With the deadline to respond just hours away, the Fresno City Council on Thursday said environmental studies of California's proposed high-speed rail system through the Valley leave too many questions unanswered.
City officials identified 11 major areas of concern for what is expected to be a five-year project beginning next year. These include the effects of construction on traffic, disruption of business and potential loss of sales and property taxes.
City officials also said completion of Veterans Boulevard, a new artery that would include an interchange with Highway 99 in northwest Fresno, is vital to maintaining traffic flow during construction.
The city's response on construction of about 15 miles of high-speed track through Fresno had to be turned in by 5 p.m. Thursday.
The council asked that the response to the California High-Speed Rail Authority include two items not identified by city staff:
- A request for a rail authority-funded ombudsman to handle the public's questions.
- Formal acknowledgment that the city considers the environmental reports inadequate.
At the request of Council Member Andreas Borgeas, the council also asked City Manager Mark Scott to send a letter to the Fresno County Board of Supervisors proposing that both bodies get together to coordinate future responses to the huge project.
The county and Mayor Ashley Swearengin support high-speed rail.
The City Council vote was 6-0. Council Member Blong Xiong was absent.
The council didn't take a position on the wisdom on high-speed rail, noting that voters already have approved the project.
Council Member Oliver Baines, whose district includes downtown and much of the route's path through town, said he supports high-speed rail.
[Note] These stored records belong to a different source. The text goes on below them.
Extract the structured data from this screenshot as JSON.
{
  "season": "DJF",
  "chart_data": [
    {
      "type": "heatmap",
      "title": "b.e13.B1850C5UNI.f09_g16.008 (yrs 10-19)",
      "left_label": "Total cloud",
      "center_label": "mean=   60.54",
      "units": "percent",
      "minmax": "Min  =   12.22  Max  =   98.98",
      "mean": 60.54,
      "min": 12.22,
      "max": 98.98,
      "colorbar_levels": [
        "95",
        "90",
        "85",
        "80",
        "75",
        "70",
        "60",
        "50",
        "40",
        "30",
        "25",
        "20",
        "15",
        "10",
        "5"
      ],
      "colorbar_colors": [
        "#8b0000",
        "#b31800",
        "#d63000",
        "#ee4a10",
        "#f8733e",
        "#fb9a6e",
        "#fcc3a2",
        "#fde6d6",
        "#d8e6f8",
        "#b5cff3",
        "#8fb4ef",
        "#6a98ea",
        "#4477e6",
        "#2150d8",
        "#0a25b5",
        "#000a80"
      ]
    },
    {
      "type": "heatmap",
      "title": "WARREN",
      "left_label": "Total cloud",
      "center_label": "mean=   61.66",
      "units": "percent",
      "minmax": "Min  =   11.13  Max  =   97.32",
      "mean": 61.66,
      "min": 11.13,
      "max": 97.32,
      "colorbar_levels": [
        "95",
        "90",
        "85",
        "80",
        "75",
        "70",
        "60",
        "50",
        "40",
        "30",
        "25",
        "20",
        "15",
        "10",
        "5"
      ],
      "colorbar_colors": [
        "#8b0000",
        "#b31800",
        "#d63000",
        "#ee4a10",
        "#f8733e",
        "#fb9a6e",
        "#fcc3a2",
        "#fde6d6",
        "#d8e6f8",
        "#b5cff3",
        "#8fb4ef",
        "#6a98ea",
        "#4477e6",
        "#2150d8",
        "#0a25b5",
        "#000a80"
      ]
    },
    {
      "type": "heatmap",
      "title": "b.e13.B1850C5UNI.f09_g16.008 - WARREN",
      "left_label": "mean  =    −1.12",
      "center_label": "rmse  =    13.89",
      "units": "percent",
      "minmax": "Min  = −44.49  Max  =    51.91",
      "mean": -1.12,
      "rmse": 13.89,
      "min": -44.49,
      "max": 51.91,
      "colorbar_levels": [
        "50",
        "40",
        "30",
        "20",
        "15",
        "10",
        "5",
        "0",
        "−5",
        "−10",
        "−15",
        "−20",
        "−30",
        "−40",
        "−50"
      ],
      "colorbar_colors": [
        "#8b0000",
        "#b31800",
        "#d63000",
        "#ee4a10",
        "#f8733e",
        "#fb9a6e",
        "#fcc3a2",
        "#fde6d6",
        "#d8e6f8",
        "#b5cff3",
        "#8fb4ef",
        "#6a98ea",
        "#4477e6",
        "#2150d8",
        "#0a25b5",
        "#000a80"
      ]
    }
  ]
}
However, Baines cautioned, "there are many obstacles to overcome."
Council President Lee Brand called Thursday's special meeting so the council could take a formal stand on two draft environmental reports, one covering the route for Fresno to Bakersfield, the other from Fresno to Merced.
Brand wanted City Hall to identify its concerns in case the city must go to court to protect its interests.
The meeting began with Scott Mozier, Fresno's Public Works assistant director, delivering a shorthand version of the high-speed rail report he gave on Oct. 6. This time, though, Mozier displayed about a dozen high-altitude photographs showing step by step the project's proposed route through town from the southwest to the northwest.
Mozier estimated that more than 600 businesses could be forced to move, lose part of their property or otherwise be affected because they are so close to the construction.
Steve Geil, president of the Fresno County Economic Development Corporation, said the number of affected businesses could be as high as 1,500, and Mozier agreed.
Geil said he supports the project but wants the rail authority to resolve Fresno's concerns.
Council members urged city officials to do all they can to minimize disruption of business. Council members want the rail authority to cover all local costs from the project, including additional city staff to handle planning and permitting.
Baines and Council Member Sal Quintero said the rail authority should try to hire locally and award contracts to local businesses.